A series of media reports on Sunday indicated that military-grade malware from an Israel-based NSO Group had reportedly been used to journalists, human rights activists and political dissidents from across the globe. The list reportedly includes at least 300 verified mobile phone numbers from India, including those belonging to two serving ministers, over 40 journalists, three opposition leaders and one sitting judge.
The Indian government, however, has dismissed allegations of any kind of surveillance on its part on specific people, saying it "has no concrete basis or truth associated with it whatsoever". And NSO Group - a private Israeli Cyber security firm linked to the allegations - appears to be in agreement.
"After checking their claims, we firmly deny the false allegations made in their report.
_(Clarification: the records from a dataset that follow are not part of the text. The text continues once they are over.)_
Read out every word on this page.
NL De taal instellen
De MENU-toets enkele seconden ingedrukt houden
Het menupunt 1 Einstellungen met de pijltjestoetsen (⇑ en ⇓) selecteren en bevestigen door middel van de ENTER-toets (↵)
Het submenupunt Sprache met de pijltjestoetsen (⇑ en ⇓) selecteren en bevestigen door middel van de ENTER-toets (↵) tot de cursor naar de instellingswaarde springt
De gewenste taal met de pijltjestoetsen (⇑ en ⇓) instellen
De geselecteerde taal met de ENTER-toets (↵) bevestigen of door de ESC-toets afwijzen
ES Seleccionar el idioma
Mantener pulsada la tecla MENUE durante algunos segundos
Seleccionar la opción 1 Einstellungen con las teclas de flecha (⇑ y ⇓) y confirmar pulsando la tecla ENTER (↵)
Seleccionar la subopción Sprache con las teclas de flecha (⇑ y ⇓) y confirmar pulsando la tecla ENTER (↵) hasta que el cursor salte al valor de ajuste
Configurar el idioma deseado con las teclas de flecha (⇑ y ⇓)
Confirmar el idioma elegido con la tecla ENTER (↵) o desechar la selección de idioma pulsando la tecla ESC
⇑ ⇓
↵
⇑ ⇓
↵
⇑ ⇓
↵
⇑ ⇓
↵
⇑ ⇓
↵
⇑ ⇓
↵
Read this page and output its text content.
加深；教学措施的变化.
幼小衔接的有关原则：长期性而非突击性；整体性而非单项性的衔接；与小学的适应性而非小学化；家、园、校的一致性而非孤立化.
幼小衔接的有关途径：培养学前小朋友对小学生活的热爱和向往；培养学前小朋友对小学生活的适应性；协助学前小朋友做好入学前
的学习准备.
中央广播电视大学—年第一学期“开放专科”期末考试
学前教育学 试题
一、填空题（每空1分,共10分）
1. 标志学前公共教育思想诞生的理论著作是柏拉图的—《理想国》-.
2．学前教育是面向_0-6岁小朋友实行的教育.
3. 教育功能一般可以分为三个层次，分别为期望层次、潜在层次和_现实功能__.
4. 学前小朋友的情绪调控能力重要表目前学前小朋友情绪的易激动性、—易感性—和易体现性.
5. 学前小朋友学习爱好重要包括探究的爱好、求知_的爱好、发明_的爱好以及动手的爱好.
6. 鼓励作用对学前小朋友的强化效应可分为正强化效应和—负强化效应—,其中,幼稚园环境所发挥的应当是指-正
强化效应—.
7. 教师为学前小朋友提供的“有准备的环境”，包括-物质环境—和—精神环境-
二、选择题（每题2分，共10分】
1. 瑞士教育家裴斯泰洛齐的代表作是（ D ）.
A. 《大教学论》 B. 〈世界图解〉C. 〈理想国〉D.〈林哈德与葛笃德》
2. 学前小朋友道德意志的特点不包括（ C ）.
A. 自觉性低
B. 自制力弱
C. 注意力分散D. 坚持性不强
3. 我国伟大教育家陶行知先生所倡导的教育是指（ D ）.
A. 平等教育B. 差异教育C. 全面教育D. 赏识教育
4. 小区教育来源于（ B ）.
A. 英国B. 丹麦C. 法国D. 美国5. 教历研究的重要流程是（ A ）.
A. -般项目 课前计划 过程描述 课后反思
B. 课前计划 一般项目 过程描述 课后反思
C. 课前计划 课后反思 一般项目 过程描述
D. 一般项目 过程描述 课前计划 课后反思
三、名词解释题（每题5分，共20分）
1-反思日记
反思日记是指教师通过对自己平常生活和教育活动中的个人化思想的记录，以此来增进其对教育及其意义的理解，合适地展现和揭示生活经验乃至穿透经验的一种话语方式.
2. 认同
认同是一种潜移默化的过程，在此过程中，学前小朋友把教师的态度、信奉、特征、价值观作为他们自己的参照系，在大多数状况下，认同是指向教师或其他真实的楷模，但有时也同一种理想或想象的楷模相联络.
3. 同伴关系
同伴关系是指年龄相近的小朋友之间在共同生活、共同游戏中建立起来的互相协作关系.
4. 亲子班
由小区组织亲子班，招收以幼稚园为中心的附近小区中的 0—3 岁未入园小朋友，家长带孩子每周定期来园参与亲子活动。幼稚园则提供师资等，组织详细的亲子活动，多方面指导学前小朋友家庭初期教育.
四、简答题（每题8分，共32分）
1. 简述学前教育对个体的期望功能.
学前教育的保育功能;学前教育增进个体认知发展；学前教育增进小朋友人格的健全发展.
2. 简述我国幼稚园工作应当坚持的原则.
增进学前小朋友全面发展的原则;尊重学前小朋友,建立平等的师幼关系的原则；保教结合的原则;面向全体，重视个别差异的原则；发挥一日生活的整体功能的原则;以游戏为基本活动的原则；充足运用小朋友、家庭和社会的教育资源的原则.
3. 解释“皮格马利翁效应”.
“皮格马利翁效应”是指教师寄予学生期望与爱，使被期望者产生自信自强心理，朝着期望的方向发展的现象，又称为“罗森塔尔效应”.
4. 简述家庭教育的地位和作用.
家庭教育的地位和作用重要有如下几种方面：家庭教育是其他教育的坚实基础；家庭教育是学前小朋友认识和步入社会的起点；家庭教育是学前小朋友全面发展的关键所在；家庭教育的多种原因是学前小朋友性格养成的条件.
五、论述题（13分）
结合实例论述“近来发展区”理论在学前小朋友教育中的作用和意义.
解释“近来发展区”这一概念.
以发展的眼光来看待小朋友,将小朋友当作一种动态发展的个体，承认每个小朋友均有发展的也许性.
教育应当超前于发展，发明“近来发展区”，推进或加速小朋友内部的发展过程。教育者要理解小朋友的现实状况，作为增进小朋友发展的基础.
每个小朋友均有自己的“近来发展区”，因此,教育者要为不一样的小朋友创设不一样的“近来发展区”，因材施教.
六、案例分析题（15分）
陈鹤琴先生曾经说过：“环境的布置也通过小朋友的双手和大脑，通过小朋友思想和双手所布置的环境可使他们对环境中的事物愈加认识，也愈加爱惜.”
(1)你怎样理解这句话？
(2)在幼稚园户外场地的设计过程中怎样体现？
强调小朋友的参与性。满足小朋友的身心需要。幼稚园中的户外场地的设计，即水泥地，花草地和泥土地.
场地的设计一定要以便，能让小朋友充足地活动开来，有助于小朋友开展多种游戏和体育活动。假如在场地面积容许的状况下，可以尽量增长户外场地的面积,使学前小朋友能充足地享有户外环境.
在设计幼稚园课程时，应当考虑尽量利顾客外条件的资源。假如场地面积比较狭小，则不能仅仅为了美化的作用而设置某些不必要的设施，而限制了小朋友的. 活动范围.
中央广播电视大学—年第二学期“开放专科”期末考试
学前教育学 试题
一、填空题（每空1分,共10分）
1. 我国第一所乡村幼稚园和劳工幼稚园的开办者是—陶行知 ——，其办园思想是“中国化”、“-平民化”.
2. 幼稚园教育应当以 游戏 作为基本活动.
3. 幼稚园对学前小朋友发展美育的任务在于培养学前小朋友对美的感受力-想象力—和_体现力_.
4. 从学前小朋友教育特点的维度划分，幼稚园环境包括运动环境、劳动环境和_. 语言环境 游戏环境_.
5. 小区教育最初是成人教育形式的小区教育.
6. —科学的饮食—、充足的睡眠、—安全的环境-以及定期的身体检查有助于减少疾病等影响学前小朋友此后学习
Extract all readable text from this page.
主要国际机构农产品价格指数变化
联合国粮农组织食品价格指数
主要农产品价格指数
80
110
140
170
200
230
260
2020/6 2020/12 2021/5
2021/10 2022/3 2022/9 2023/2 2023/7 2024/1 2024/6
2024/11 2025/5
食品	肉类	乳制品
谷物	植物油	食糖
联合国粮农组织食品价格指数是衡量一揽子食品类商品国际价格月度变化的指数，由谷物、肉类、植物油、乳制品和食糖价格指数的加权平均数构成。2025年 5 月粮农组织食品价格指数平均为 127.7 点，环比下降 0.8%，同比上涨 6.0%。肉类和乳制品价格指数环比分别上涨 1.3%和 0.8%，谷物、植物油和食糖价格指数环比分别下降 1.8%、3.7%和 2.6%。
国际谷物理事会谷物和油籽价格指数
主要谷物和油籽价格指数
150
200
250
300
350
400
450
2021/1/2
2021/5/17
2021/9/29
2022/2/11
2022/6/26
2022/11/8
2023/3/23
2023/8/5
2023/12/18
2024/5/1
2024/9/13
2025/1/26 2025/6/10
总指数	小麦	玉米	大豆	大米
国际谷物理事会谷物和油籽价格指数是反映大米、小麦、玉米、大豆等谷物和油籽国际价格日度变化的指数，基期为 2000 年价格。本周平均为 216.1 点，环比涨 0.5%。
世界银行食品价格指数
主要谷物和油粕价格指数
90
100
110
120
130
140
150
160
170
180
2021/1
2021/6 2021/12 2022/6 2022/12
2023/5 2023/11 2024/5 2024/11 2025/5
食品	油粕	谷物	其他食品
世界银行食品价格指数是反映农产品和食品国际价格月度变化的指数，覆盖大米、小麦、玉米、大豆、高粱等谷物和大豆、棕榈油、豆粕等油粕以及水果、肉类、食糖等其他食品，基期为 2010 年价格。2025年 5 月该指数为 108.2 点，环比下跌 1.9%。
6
Their sources have supplied them with information which has no factual basis, as evident by the lack of supporting documentation for many of their claims. In fact, these allegations are so outrageous and far from reality, that NSO is considering a defamation lawsuit," the company wrote in a statement made available on its website.
In an interaction with news agency ANI, the company provided additional details. Authoritative sources within the NSO Group insisted that as a technology group, they had neither phone numbers nor data. "There is no server or computer with us where data is stored when our technology is given to a customer," they said.
Asked whether the company worked with the Indian government in any capacity, NSO group declined to answer. "I cannot refer to any customer, the list of countries that we sell Pegasus to is confidential information. I cannot speak about specific customers but the list of countries in this story is totally incorrect some are not even our clients," they said.
"We have reason to believe that they used some service like HLR lookup, it's a free service. Anybody can login, put in a number and get all data, including name, number, roaming, location. It is possible there was a breach in some service provider similar to HLR lookup. And if they are saying 50,000, it could be a random list like some sort of vaccination list. We don't know how they got it but this is not from any of our systems," the company added.